The baby was easy to carry. He was maybe ten months or a year old but not heavy, not squirmy. I carried him into a fancy boutique and set him down for a moment on a satiny pink bench. I straightened my jacket, adjusted my purse and picked the boy up again. He looked worried now—as if he might cry. “Don’t worry,” I told him. “I’ll take care of you. I’m your new mommy.” He nodded and clutched my shirt tighter. I knew then I didn’t want to call the authorities. The boy had lost his mother and if I called the police and reported what had happened, he’d lose me too.
My own past real-life history didn’t enter in to the dream. I wasn’t a woman who had walked away from her own little boy. I was a heroine who’d rescued a baby who had nearly been thrown from a bridge. We stepped out into the fresh night air and I phoned my daughter. “I found a little boy,” I told her. “Can you go out and buy a box of diapers?”
“What size?” she asked.
“I think he’s about a year old,” I said, “but he’s small. Just make a guess,” I said. She grumbled a little. “I found him,” I repeated. I don’t know how old he is.”
“Right on,” she said.
The anxiety flooded in after I stuffed my phone back into my purse. I was taking home a baby that didn’t belong to me. What would the guy I was dating say? He was Asian, too, and I hoped that might make him like the idea of the baby a little more. But we frequently sighed with relief at the fact that we’d both made it through parenthood and that our kids were grown. I often spent the night at his place and we liked being alone. Now there was a baby. Poor baby whose mother had nearly murdered him. And what about the baby’s brother? What would happen to him? What had I been thinking? Why hadn’t I offered to take the older boy, too? I tried to reconstruct the moments after I’d lifted the baby from the mother’s arms. Had I seen which way she’d turned after she’d crossed the bridge? Maybe I should walk around the neighborhood and ask everyone I saw if they knew where the Asian woman with two little boys lived. “What’s your name?” I asked the boy as we stood in the atmospheric lighting of the boutique with music playing in the background.

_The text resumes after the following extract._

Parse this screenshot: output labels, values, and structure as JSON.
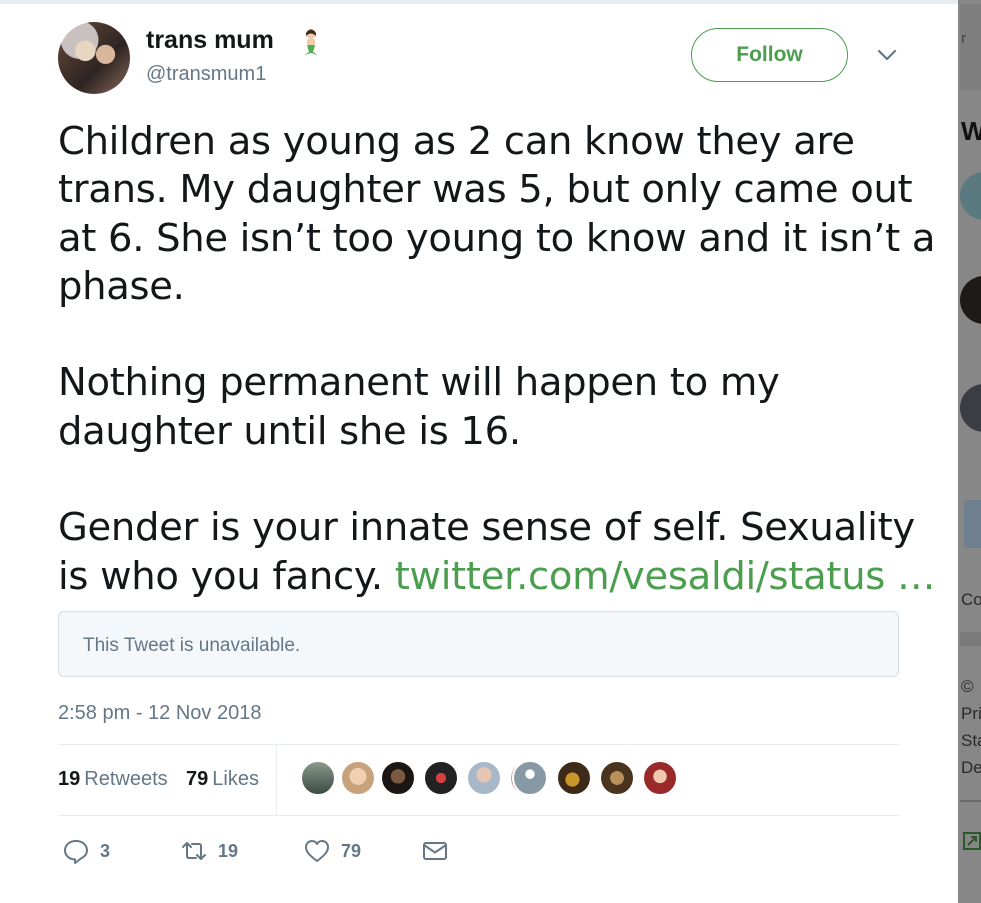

“Anthony,” he said with perfect diction.
“Anthony what?”
“Anthony.”
“Okay,” I said. “How old are you?”
“Six months,” he said.
I laughed. The boy was obviously much older than that. With such perfect speech, he was probably even older than I’d first thought. “You’re not six months old,” I told him, laughing.
“Yes, I am,” he said.
I heard the voices in the hallway then. I pulled the pillow off my head and fumbled for my Blackberry. It was seven-thirty and I was confused. It took me a minute to realize I was waking up in my nephew’s bed. He’d been exiled to the couch and my brother and my mother’s voices were wafting down the hallway from the dining room or the kitchen.
I hadn’t rescued a baby, after all.
I was still just the woman who had given one away.